To read the press release on the survey results, go to http://science.nsta.org/nstaexpress/nstaexpress_2005_03_28_pressrelease.htm. Thanks to the 1,050 NSTA Express readers who took the survey.
We need to know about these attitudes, and the PBS show was useful in illustrating them. But we also need to stop this slow drift into the Dark Ages, and what I find appalling is that journalists don't address the consequences. "Oh, here's a bunch of students who want to ignore science, and here's some teachers who think this is terrible, and here's an evangelist who says this is wonderful. End of story." Come on. Think. When scientists and science teachers are overwhelmingly concerned about the poor state of science education and the understanding of science by our students, you don't make the problem go away by interviewing some quack bible-thumper. You don't help us understand the problem by bestowing authority on one of the causes of the problem.
You know what would be a good example of reporting? Compare science test scores internationally, and show that we have a looming problem. Ask qualified people, like professional biologists, what they consider essential knowledge for someone entering their discipline. Get a scientist to sit down with a journalist and leaf through the journals, and get across just how much research is dependent on this theory. Then show all those soundbites of our kids turning their backs on good science. If you must show Ken Ham (for comic effect, perhaps), follow up with a real scientist explaining how everything he said was goofy nonsense, like science learned from The Flintstones.
But please…pretending that this is a contest between two opinions of equal merit plays directly into the hands of the worst of the opinions. It turns journalism into a race for the bottom.

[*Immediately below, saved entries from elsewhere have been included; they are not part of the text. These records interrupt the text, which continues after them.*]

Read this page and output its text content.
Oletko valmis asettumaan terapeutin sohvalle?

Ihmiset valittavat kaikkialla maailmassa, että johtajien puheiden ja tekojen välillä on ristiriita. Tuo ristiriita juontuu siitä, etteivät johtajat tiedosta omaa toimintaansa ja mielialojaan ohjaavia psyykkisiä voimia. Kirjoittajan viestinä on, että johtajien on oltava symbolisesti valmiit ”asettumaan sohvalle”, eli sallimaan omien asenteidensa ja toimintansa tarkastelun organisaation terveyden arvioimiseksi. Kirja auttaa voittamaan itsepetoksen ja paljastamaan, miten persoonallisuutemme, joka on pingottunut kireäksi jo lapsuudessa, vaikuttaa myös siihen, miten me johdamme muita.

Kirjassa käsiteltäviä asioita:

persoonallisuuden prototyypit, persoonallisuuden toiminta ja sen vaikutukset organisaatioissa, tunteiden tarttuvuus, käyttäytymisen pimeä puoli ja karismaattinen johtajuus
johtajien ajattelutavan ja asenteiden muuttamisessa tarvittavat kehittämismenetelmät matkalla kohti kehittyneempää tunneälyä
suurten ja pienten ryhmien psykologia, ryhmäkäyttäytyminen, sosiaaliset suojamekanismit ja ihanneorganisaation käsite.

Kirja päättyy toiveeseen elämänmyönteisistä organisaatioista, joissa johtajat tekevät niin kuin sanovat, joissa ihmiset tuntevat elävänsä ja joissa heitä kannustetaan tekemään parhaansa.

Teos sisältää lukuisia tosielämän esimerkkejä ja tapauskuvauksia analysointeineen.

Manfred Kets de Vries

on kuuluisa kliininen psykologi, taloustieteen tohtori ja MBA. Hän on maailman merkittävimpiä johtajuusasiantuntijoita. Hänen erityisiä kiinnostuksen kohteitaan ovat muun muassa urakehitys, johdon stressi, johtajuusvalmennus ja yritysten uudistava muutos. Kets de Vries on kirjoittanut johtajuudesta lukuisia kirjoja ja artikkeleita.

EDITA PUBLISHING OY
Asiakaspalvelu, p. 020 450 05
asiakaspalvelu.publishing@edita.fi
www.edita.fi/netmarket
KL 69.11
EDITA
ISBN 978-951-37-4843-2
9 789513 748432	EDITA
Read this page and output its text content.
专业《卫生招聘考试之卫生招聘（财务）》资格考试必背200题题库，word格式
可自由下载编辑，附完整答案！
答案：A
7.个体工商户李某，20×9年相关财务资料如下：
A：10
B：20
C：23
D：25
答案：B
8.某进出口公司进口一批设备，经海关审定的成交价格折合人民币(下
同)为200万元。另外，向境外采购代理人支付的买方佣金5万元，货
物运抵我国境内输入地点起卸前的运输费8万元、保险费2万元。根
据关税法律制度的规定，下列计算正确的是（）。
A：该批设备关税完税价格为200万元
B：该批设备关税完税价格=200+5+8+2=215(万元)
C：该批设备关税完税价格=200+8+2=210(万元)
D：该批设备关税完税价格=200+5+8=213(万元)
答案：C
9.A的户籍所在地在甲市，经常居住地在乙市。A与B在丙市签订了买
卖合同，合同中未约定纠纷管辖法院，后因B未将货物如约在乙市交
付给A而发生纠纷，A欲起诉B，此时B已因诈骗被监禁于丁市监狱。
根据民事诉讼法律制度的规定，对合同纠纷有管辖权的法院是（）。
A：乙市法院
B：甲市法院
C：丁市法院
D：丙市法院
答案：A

"I believe that God also made us. I just think it's a lot easier to believe then the big bang theory [er, sic?], or any of the other theories about apes."
Well, even accounting for selection bias in the reporting, that pretty much sums it up, doesn't it? We're turning out children who understand not science, nor philosophy, nor, let's be clear, religion (somehow I doubt that these kids have been told about how competing Elohist and Yahwist sources in the Old Testament are responsible for the differing creation stories in Genesis). And the postmodern right is busy telling them, fact be damned, your intuition is right.
(Ironically, the confirmation word for this post is 'soviet.' Synchronicity?)